Savez-vous
écouter un musicien ambulant ? Savez-vous remarquer le passant qui vous
offre un sourire ? Savez-vous accepter l’humain qui voue tend la
main ?
Il est là et il
donne sans s’apercevoir ni chercher à voir, alors que les gens prennent avec
nonchalance le bonheur qu’il leur offre du bout de doigts. Il est là et il est
beau quand il leur raconte ses rêves, tellement beau que personne n’écoute
alors qu’il suffit d’entendre. Il est là mais ailleurs en même temps, insaisissable
puisqu’il est humain et musique à la fois ; il se fond dans ce décor qui
ne lui convient pas et qui le cache si bien de ceux qui y évoluent comme si ce
monde était le leur, personne ne le remarque, ou personne ne daigne le voir et
pourtant il met son cœur à nu sous leurs yeux.
Alors ils se
sentent obligés et c’est comme s’ils lui faisaient une fleur, ils descendent de
leur piédestal pour lui faire une faveur, ils ont l’impression de donner et se
voient grands, alors qu’ils ne sont rien devant lui, mais il ne leur dira pas.

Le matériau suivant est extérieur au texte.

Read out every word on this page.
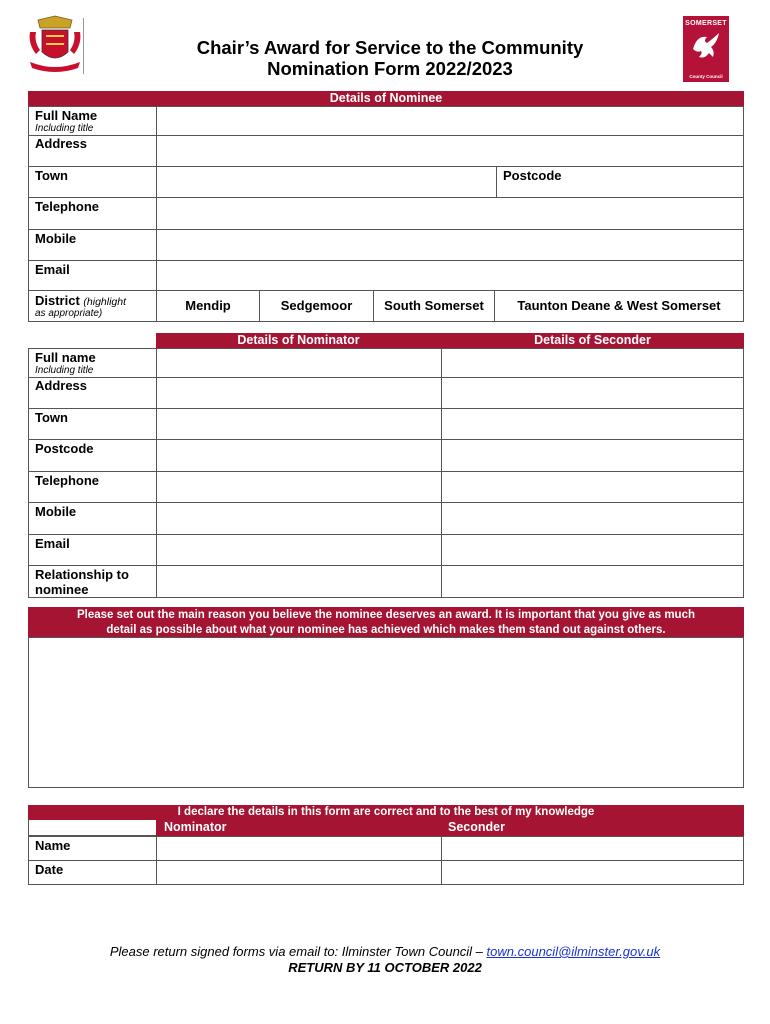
Chair’s Award for Service to the Community
Nomination Form 2022/2023
SOMERSET
County Council
Details of Nominee
Full Name
Including title
Address
Town	Postcode
Telephone
Mobile
Email
District (highlight
as appropriate)
Mendip	Sedgemoor	South Somerset	Taunton Deane & West Somerset
Details of Nominator	Details of Seconder
Full name
Including title
Address
Town
Postcode
Telephone
Mobile
Email
Relationship to
nominee
Please set out the main reason you believe the nominee deserves an award. It is important that you give as much
detail as possible about what your nominee has achieved which makes them stand out against others.
I declare the details in this form are correct and to the best of my knowledge
Nominator	Seconder
Name
Date
Please return signed forms via email to: Ilminster Town Council – town.council@ilminster.gov.uk
RETURN BY 11 OCTOBER 2022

C’est une étoile tombée du ciel qui accepte ce qu’elle a de meilleur, et aux
pauvres ingrats se voient toujours supérieurs ; leur vie se décline en une
multitude de gris dont ils sont fiers, fiers puisqu’ignorants des couleurs qui
illustrent la sienne ; mais il est indulgent et poursuit la ritournelle.
Elle est là et
elle se voit, entend et ressent, elle rêve avec lui et rejoint son monde, goûte
aux couleurs de ses illusions et partage ses joies. Elle oublie sa peine et
délaisse son chagrin, pendant un instant elle danse aussi et discerne le
bonheur, il est si près, toujours à portée de main et elle s’aperçoit qu’ils
sont bien aveugles. Elle se voit si petite et elle comprend qu’ils ne sont rien
et qu’il est tout puisqu’il n’est pas seul, lui sait s’ouvrir et s’offrir quand
ils ne savent même pas écouter et c’est là que se trouve toute la différence.
Elle est là et
elle le voit, elle entend la musique de son âme, elle l’écoute avec le cœur et
elle non plus n’est plus seule, elle ressent ses peines et ses chagrins qu’elle
mêle aux siens, ils ne font plus qu’un, l’espace d’un instant, puisqu’elle a su
recevoir ce qu’il a su donner. Et elle se fige au milieu de la rue, et elle
sourit avec les yeux comme elle sourit avec la bouche, et elle rayonne du
bonheur qu’elle a su apprécier, le bonheur que distribue un inconnu avec son
violon.
Les gens passent
sans s’arrêter, ils croient entendre de la musique, finalement c’est bien ça,
quelques notes qui s’envolent et qui dansent, mais qui sont bien vite emportées
par une foule de pensées bien plus importantes. Leur démarche est vive et
régulière, ils sont musiques sans le savoir, métronomes qui martèlent le pavé
de leur existence autrement importante, ils accordent quelques secondes de leur
précieux temps à cet inconnu insignifiant, ils daignent lui accorder quelques
secondes de leur attention. Ils sont magnanimes.
Et les plus
généreux s’avancent et laissent tomber quelques ronds métalliques qui tintent
quand leur chute se termine dans une boîte tout aussi métallique, une offrande
à l’image du cœur de ces automates. Ils sont bien grands ces passants, ils ont
fait une bonne action, ils ont à peine entendu et ils ont donné, ils sont bien
bons et il leur est redevable, ce violoniste qui n’a apparemment rien de mieux
à faire.
Sculpteur d’âme,
sculpteur de cœur, de chagrin…toujours la même ritournelle, pourtant cette
fois, ils étaient deux à voir le monde en couleur.